CareSpan Health, Inc. (company) announced that further to its press release dated May 31, 2023 announcing the memorandum of understanding with ChopraX LLC, the Company has entered into a binding definitive agreement effective on September 12, 2023 (the "DefinitiveAgreement"), with ChopraX in connection with a proposed venture between the parties to set up a business of integrative care using the CareSpan technology platform and operations (the "Business"). The Business is subject to the satisfaction of various conditions, including but not limited to: (i) the completion of a non-brokered financing of the Company for gross proceeds of a minimum of $2,000,000 and up to a maximum of $3,000,000, or such other amounts as mutually determined by the parties, through the issuance of securities of the Company (the "Concurrent Financing"); (ii) the approval by the directors of the Company and ChopraX of the Business and the matters related therein; (iii) the approval of the Business, the issuance of the ChopraX Compensation Shares (as defined below), and the ChopraX Compensation Convertible Securities (as defined below), by the TSX Venture Exchange (TSXV) and the shareholders of CareSpan (if applicable), and (iv) the receipt of all requisite regulatory or governmental authorizations and consents (as applicable). It is anticipated that the Concurrent Financing will close on or about October 2023.

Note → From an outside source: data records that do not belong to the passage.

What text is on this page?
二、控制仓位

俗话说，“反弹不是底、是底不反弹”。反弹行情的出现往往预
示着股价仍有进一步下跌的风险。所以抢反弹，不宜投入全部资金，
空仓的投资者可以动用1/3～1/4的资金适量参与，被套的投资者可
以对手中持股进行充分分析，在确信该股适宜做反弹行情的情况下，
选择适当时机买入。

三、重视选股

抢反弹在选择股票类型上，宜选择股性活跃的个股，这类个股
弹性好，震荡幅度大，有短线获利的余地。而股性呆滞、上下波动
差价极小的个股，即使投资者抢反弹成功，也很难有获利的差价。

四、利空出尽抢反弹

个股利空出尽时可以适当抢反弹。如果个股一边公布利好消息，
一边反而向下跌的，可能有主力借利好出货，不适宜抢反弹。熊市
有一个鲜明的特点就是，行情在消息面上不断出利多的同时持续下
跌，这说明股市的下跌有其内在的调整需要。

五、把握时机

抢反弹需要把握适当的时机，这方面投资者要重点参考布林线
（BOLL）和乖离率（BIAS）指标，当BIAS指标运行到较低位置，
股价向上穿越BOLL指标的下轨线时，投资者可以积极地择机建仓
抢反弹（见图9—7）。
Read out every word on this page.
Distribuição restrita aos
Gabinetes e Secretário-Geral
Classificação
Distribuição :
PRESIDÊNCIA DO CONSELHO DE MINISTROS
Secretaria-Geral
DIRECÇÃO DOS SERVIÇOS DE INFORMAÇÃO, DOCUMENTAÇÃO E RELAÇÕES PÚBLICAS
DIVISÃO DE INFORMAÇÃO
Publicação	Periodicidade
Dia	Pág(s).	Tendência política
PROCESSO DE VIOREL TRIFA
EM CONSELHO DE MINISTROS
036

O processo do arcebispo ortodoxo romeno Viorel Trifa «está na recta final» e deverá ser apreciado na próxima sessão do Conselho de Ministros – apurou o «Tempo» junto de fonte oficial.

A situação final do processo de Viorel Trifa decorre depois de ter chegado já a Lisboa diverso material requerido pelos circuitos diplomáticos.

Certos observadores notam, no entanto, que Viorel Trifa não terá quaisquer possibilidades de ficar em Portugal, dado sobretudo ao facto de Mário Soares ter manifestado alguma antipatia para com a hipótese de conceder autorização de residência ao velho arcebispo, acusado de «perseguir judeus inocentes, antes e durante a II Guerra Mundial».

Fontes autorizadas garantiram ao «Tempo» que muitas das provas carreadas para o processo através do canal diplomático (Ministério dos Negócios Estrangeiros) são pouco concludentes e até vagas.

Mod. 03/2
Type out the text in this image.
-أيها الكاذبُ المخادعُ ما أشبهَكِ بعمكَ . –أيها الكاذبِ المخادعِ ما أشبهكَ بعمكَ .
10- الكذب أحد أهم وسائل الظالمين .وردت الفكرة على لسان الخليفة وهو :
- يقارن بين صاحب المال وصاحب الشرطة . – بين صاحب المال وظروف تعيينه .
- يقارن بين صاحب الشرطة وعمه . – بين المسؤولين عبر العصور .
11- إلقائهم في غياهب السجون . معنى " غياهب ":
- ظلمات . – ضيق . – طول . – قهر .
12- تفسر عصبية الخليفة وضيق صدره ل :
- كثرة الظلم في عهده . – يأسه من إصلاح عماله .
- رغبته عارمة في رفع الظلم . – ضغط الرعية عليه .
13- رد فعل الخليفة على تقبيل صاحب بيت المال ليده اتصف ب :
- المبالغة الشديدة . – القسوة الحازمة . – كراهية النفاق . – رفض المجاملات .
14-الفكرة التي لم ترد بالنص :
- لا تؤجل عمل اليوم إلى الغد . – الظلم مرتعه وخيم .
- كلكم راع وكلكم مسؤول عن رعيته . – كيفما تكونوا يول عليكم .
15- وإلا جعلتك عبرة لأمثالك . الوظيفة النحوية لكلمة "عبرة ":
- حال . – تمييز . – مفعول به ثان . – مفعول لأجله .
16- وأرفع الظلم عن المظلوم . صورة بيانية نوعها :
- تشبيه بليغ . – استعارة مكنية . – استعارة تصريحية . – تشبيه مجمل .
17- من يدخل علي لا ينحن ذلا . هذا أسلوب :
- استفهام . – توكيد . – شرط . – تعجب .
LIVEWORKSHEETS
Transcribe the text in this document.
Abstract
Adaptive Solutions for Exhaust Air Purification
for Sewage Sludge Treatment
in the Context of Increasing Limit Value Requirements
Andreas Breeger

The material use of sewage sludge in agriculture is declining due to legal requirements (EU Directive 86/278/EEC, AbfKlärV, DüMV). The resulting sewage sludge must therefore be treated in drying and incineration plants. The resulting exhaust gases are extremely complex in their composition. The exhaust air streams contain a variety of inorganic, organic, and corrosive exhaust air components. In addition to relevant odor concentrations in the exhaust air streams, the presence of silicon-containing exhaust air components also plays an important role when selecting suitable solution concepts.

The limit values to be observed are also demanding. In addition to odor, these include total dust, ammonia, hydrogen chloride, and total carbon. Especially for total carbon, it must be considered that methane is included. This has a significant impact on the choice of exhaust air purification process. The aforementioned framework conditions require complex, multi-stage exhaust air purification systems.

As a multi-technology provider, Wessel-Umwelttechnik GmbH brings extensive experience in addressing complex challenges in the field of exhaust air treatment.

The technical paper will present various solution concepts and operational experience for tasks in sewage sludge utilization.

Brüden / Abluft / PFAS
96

Both parties agree that the Business will be part of the Company and will operate under the name "Chopra Whole Person Care" or such other name as the parties may decide. The board of directors of the Company will be responsible for the overall direction and supervision of the management of the Business. Pursuant to the Definitive Agreement and subject to applicable approvals, ChopraX will be entitled to nominate two individuals on the board of directors of the Company.

ChopraX will lose such nomination rights if, at any time, ChopraX's holding of the CareSpan Securities (as defined below) is less than 25% of the outstanding securities of the Company on a fully-diluted basis. Except as specifically authorized or granted under the Definitive Agreement, CareSpan will be the sole owner or authorized user, and will have any and all intellectual property rights including, without limitation, copyright and moral rights in any technology, software or other content that is created through the Business. As consideration for the grant of the Chopra Asset License, the Company will issue to ChopraX: (i) an aggregate total of common shares in the capital of the Company (the "CareSpanShares") such that ChopraX's equity holding is equal to 25% of the issued and outstanding CareSpan Shares (the "ChopraXCompensationShares") as of the date of the Definitive Agreement (the "Signing Date"); and (ii) an aggregate total of securities convertible into CareSpan Shares (the "ChopraX Compensation Convertible Securities" and together with the ChopraX Compensation Shares, the "CareSpan Securities") such that ChopraX's aggregate holding of the CareSpan Securities is equal to 50% of the outstanding securities of the Company on a fully-diluted basis as of the Signing Date of the Definitive Agreement.

Each ChopraX Compensation Convertible Security will be exercisable into one CareSpan Share for a period of twenty-four (24) months from the closing date of the Definitive Agreement (the "ClosingDate") at a price of $0.20 per CareSpan Share, or such other conversion price determined in accordance with the TSXV policies. Furthermore, the CareSpan Convertible Securities shall only be exercisable upon the earlier of: (i) the CareSpan Shares trading over $0.20 per CareSpan Share for 20 consecutive trading days, and (ii) the date two years following the Closing Date.